In fact, the overall importance of the JEMFQ simply cannot be overstressed, and the more so as its editorial remit widened considerably as time hurtled onward.  Although no examples are included here, among the most important areas following expansion was the music of ethnic immigrant minorities in the US, which has produced a lasting effect.  Pekka Gronow presented a fascinating series of articles on just such recordings, plus an overview of the companies which produced them (the discographical equivalent of cracking a portion of the genetic code).  This, in turn, led to his major piece in the 1982 anthology Ethnic recordings in America.  A neglected heritage, and also fed significantly into the major seven volume discography compiled by Richard Spottswood, and published in 1990 as Ethnic music on records.

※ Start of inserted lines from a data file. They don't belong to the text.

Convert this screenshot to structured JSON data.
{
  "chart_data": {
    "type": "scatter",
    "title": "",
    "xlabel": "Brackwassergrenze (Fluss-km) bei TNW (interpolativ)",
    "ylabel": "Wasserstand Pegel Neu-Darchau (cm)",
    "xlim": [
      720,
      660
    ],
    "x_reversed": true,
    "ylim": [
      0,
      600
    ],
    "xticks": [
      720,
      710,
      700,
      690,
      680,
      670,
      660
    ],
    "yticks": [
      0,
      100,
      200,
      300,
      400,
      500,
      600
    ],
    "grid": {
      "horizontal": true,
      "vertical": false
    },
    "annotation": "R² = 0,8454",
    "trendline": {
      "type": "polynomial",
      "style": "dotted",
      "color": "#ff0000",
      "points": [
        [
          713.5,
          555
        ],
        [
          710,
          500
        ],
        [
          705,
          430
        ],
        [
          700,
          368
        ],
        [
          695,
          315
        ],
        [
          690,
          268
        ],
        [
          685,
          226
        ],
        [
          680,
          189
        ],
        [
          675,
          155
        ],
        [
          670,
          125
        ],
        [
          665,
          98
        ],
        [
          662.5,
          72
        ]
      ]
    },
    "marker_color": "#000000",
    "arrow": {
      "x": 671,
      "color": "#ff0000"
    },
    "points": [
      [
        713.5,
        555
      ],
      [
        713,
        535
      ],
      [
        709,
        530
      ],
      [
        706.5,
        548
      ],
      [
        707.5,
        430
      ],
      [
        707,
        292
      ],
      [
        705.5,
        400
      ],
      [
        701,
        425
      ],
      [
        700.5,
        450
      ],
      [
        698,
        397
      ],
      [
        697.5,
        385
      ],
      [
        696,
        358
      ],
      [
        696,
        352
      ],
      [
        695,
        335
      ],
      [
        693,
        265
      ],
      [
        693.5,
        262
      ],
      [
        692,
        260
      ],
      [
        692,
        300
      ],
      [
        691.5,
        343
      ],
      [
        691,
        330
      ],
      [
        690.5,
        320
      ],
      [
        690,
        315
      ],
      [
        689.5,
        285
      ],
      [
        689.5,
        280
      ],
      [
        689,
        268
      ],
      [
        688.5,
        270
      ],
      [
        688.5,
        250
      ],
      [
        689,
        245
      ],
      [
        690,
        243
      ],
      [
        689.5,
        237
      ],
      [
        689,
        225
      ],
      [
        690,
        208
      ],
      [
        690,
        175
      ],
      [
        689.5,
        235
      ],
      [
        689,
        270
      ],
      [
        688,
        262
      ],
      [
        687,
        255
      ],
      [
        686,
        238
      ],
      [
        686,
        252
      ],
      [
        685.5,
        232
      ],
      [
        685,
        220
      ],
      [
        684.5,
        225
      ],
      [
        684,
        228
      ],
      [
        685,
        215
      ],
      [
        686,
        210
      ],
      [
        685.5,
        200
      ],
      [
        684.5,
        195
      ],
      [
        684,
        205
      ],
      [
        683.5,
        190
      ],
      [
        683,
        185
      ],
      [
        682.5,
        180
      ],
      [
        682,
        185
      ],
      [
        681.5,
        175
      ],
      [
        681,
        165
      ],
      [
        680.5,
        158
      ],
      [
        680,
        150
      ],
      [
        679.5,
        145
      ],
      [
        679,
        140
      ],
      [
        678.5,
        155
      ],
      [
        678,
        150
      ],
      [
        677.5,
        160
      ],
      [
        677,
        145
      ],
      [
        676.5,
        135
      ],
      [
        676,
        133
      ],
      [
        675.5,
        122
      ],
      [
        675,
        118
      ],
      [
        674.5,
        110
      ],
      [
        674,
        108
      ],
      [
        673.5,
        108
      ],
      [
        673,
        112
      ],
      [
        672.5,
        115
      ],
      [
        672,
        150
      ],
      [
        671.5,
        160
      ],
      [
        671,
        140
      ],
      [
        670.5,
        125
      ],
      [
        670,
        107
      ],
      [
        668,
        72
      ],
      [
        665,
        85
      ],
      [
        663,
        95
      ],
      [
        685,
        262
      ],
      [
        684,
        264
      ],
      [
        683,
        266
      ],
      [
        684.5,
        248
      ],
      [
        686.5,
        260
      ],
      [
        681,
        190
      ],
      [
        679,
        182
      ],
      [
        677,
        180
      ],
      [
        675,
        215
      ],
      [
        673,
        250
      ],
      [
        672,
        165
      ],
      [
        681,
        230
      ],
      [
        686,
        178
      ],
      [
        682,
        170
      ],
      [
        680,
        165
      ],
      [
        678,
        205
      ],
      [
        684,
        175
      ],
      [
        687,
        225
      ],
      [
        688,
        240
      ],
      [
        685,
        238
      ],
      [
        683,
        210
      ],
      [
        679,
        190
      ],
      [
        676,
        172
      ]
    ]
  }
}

Of those which do appear in this compilation, Robert Coltman's piece on the roots of the country yodel fed into a number of subsequent books, including editor Porterfield's own biography of Jimmie Rodgers.  While Ed Kahn's piece on (quack) Doctor John R.  Brinkley's involvement in broadcasting along the Mexican border covers much of the same ground as Gene Fowler and Bill Crawford's Border Radio, published fourteen years later (and though absent from their bibliography it seems unlikely they were unaware of it).

And so the list goes on, but I must call a halt.  This is indeed a fine anthology packed with important, accessible and often very entertaining historical essays.  If sales warrant, perhaps a second volume might eventually see print.  Certainly the source journal contained material enough for an extended series.  Don't hesitate to contribute to the cause.